Cet avertissement, fruit de 3 ans de travaux menés par 30 scientifiques internationaux, vient répondre à une question de plus en plus d'actualité vu le retard pris par l'humanité pour réduire ses rejets de gaz à effet de serre: puisque la limite de 1,5°C fixée par l'accord de Paris semble parfois compromise, ne faut-il pas se résoudre à voir ce seuil dépassé pendant quelques décennies avant un possible rafraîchissement des températures ?
Non, répondent les scientifiques, un tel scénario, surnommé "overshoot", ne revient pas au même que de tout faire pour arrêter le réchauffement climatique, car il pourrait entraîner des répercussions "irréversibles", s'étalant sur des millénaires.

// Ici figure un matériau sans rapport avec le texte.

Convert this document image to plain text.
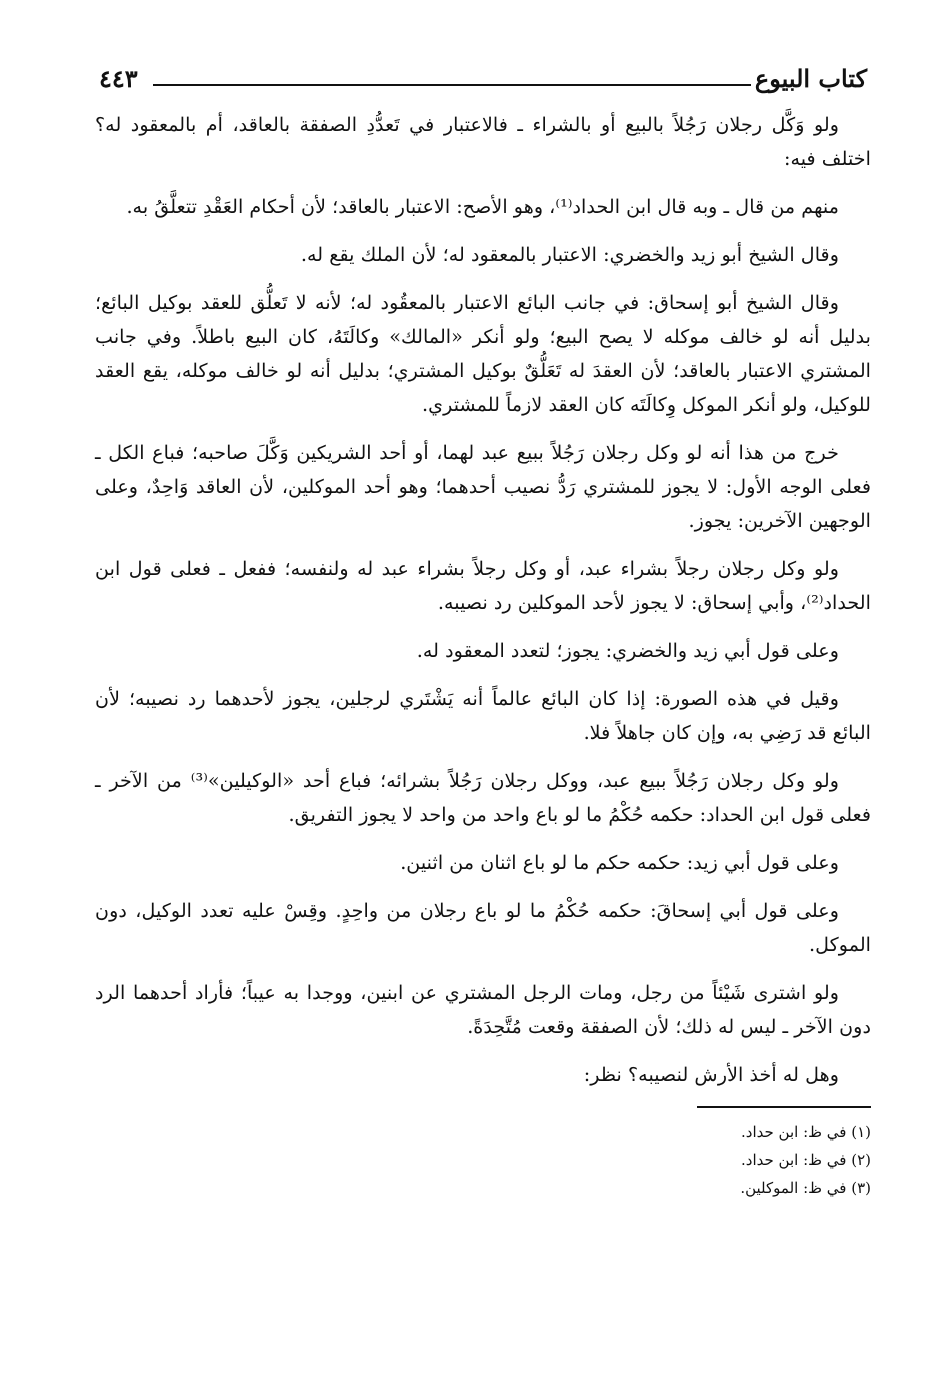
كتاب البيوع
٤٤٣

ولو وَكَّل رجلان رَجُلاً بالبيع أو بالشراء ـ فالاعتبار في تَعدُّدِ الصفقة بالعاقد، أم بالمعقود له؟ اختلف فيه:

منهم من قال ـ وبه قال ابن الحداد⁽¹⁾، وهو الأصح: الاعتبار بالعاقد؛ لأن أحكام العَقْدِ تتعلَّقُ به.

وقال الشيخ أبو زيد والخضري: الاعتبار بالمعقود له؛ لأن الملك يقع له.

وقال الشيخ أبو إسحاق: في جانب البائع الاعتبار بالمعقُود له؛ لأنه لا تَعلُّق للعقد بوكيل البائع؛ بدليل أنه لو خالف موكله لا يصح البيع؛ ولو أنكر «المالك» وكالَتَهُ، كان البيع باطلاً. وفي جانب المشتري الاعتبار بالعاقد؛ لأن العقدَ له تَعَلُّقٌ بوكيل المشتري؛ بدليل أنه لو خالف موكله، يقع العقد للوكيل، ولو أنكر الموكل وِكالَتَه كان العقد لازماً للمشتري.

خرج من هذا أنه لو وكل رجلان رَجُلاً ببيع عبد لهما، أو أحد الشريكين وَكَّلَ صاحبه؛ فباع الكل ـ فعلى الوجه الأول: لا يجوز للمشتري رَدُّ نصيب أحدهما؛ وهو أحد الموكلين، لأن العاقد وَاحِدٌ، وعلى الوجهين الآخرين: يجوز.

ولو وكل رجلان رجلاً بشراء عبد، أو وكل رجلاً بشراء عبد له ولنفسه؛ ففعل ـ فعلى قول ابن الحداد⁽²⁾، وأبي إسحاق: لا يجوز لأحد الموكلين رد نصيبه.

وعلى قول أبي زيد والخضري: يجوز؛ لتعدد المعقود له.

وقيل في هذه الصورة: إذا كان البائع عالماً أنه يَشْتَري لرجلين، يجوز لأحدهما رد نصيبه؛ لأن البائع قد رَضِي به، وإن كان جاهلاً فلا.

ولو وكل رجلان رَجُلاً ببيع عبد، ووكل رجلان رَجُلاً بشرائه؛ فباع أحد «الوكيلين»⁽³⁾ من الآخر ـ فعلى قول ابن الحداد: حكمه حُكْمُ ما لو باع واحد من واحد لا يجوز التفريق.

وعلى قول أبي زيد: حكمه حكم ما لو باع اثنان من اثنين.

وعلى قول أبي إسحاقَ: حكمه حُكْمُ ما لو باع رجلان من واحِدٍ. وقِسْ عليه تعدد الوكيل، دون الموكل.

ولو اشترى شَيْئاً من رجل، ومات الرجل المشتري عن ابنين، ووجدا به عيباً؛ فأراد أحدهما الرد دون الآخر ـ ليس له ذلك؛ لأن الصفقة وقعت مُتَّحِدَةً.

وهل له أخذ الأرش لنصيبه؟ نظر:

(١) في ظ: ابن حداد.
(٢) في ظ: ابن حداد.
(٣) في ظ: الموكلين.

Dans une telle trajectoire, des "points de bascule" seraient atteints, comme le dégel du pergélisol et des tourbières, deux immenses réservoirs de carbone qui, s'ils disparaissaient, libéreraient d'énormes volumes de gaz à effet de serre qui réchaufferaient la planète.

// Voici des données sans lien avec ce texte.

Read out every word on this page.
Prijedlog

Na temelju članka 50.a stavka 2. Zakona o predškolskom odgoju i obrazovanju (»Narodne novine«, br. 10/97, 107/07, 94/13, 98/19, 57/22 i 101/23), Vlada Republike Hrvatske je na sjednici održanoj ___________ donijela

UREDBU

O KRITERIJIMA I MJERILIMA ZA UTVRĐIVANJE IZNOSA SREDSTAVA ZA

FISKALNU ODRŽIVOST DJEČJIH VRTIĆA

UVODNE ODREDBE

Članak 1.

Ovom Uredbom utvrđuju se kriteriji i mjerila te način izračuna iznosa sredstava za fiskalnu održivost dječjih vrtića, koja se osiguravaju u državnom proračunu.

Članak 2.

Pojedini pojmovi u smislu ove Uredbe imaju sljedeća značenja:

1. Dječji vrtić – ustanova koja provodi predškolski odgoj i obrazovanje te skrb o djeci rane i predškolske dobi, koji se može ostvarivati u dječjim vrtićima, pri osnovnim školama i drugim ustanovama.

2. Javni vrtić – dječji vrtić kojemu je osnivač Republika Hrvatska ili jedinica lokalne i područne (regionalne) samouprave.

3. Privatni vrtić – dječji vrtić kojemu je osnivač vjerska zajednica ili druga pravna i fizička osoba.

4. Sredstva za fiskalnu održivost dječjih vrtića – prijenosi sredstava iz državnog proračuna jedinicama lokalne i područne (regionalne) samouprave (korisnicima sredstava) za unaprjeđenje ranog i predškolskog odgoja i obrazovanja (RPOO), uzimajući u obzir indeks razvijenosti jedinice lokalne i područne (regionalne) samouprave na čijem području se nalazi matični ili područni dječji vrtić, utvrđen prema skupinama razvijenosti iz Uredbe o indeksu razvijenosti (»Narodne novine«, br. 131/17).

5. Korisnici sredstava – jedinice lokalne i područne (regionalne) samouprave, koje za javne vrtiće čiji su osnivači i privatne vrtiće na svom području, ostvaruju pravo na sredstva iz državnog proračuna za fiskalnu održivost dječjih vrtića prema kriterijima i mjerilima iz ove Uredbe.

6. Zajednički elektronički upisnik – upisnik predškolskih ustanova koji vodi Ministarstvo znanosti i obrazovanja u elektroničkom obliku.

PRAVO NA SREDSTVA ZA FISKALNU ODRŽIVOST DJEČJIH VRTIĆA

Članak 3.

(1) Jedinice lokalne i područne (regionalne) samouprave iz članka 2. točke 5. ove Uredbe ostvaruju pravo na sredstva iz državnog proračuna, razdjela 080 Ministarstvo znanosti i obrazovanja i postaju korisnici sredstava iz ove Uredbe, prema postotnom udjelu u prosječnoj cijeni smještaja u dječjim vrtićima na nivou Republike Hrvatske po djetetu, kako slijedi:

En cas de dépassement pendant un siècle du seuil de 1,5°C, le niveau des mers pourrait ainsi s'élever de 40 centimètres supplémentaires, ce qui deviendrait une question de vie ou de mort pour les nations insulaires, indiquent par exemple les auteurs.
"Même si l'on faisait redescendre les températures, le monde dans lequel nous vivons ne serait plus le même que si l'on n'avait pas dépassé la limite", explique Carl-Friedrich Schleussner, chercheur de l'Institut international d'analyse des systèmes appliqués (Autriche) qui a dirigé l'équipe.
Selon les Nations unies, l'ensemble des engagements climatiques des pays mène le monde à un réchauffement de près de 3°C d'ici 2100 par rapport à l'ère pré-industrielle.
Les émissions de gaz à effet de serre de l'humanité s'approchent d'un pic, mais le déclin n'a pas encore commencé alors qu'elles doivent être réduites de près de moitié d'ici à 2030 pour espérer tenir la limite de 1,5°C.
Un tel objectif ne serait toutefois qu'une étape sur l'obligation d'atteindre la neutralité carbone en 2050, quand les puits de carbone naturels et la technologie absorberont autant de gaz à effet de serre que la quantité rejeté par l'activité humaine.
Vu le retard pris, certains scientifiques et décideurs politiques jugent désormais inévitable de franchir ce seuil de 1,5°C.
Pour M. Schleussner, ces résultats renforcent "l'urgence pour les gouvernements d'agir pour réduire les émissions maintenant et non plus tard, afin de maintenir le pic de réchauffement à un niveau aussi bas que possible".